Rouhana concedes that previous efforts to buy the business from Netflix have been rebuffed.  And Netflix told the Hollywood Reporter that the DVD rental business is not for sale.

The story notes that "Redbox is already the biggest DVD rental company in the U.S.," and continues to grow - it announced plans this week to add kiosks to some 1,500 Dollar General stores.

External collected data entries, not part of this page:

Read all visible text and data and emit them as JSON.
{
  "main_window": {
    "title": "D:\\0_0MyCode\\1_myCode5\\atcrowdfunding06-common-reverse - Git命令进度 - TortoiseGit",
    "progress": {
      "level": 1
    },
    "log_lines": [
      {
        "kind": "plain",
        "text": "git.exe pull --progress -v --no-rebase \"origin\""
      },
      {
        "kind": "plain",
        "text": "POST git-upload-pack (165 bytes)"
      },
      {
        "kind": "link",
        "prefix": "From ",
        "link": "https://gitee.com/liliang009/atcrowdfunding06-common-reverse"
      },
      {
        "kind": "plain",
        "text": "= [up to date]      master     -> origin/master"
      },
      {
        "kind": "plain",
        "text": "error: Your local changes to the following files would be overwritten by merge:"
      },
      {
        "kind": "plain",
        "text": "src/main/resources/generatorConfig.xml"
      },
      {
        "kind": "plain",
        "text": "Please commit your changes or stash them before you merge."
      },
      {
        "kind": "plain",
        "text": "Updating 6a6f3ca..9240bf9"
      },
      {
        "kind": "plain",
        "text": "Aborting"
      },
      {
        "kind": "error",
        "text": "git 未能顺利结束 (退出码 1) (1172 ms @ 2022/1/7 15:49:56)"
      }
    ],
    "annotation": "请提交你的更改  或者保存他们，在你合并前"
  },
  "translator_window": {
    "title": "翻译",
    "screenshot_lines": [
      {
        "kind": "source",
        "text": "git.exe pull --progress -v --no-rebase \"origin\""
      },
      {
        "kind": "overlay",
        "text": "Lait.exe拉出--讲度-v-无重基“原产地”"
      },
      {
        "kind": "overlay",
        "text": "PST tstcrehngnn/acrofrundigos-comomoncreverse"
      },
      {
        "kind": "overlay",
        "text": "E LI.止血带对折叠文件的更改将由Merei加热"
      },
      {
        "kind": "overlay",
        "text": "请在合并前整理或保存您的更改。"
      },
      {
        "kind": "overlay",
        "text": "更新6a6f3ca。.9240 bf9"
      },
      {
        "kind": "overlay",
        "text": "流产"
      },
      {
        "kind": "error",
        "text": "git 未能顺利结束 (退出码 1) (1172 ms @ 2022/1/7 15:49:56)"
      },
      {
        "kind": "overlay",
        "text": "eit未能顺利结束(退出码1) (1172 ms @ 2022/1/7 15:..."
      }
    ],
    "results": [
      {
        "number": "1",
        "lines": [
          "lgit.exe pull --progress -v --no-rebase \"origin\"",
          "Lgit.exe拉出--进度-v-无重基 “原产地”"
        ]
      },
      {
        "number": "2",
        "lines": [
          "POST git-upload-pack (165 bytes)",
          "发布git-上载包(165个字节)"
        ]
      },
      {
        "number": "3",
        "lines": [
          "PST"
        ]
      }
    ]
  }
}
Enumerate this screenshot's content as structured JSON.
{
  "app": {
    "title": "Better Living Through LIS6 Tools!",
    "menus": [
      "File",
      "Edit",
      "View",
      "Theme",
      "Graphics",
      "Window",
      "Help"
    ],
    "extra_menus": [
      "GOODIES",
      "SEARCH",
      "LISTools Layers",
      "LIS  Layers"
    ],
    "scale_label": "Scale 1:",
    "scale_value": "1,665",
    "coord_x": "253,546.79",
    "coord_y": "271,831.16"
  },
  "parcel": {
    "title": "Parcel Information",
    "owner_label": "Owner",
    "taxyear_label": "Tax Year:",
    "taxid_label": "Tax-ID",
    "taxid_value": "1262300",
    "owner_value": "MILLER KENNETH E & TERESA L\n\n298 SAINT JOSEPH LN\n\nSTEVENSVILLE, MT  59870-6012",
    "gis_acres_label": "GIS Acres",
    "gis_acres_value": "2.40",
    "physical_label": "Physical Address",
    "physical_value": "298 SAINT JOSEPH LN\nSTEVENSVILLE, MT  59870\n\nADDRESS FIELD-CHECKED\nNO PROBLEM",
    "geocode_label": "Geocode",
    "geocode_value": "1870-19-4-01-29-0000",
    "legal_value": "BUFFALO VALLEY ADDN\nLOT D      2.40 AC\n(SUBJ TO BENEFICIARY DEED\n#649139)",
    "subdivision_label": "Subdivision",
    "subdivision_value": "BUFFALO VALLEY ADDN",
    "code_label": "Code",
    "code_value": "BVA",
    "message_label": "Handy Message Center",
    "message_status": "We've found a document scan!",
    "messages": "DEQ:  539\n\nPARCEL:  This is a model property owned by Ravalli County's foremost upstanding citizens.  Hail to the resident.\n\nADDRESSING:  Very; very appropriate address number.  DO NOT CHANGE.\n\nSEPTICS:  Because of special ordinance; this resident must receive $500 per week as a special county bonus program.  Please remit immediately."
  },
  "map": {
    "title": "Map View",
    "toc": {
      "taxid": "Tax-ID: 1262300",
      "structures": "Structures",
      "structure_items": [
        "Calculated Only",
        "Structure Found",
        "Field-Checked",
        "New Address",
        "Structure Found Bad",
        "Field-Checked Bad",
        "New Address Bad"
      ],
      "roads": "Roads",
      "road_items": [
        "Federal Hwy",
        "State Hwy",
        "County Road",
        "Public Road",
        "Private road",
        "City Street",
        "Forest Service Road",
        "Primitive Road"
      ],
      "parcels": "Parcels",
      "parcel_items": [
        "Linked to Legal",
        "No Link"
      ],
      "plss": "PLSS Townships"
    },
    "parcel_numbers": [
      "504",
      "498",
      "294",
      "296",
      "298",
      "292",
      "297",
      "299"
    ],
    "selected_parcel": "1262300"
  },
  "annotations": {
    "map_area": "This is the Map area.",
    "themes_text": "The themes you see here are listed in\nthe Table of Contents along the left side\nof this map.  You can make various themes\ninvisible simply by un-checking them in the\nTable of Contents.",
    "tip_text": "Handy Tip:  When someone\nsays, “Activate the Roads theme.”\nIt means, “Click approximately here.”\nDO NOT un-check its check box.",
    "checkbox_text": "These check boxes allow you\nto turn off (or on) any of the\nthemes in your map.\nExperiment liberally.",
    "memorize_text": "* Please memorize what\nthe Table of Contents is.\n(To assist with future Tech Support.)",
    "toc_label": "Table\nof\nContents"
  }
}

Rouhana tells the Hollywood Reporter that "he believes Netflix’s decision to shutter the service will benefit his company.  'This could be a great boon to us because now there are a whole bunch of people who are going to look for a new place to get their DVDs, and we’re close to 90 percent of them based on where our kiosks are located,' he says."

KC's View:

I have no idea why Netflix wouldn't want to sell a business to which it has no commitment, but this stuff is above my pay grade.  (Netflix knows something about being disrupted, but it is hard for me to imagine that a streaming service could be threatened by a vending machine business.)

Here's my question:  If you did a Venn diagram of people who stream content on Netflix and people who rent DVDs from Redbox, how big would the overlap be?  I cannot imagine it would be very big, but maybe I'd be surprised.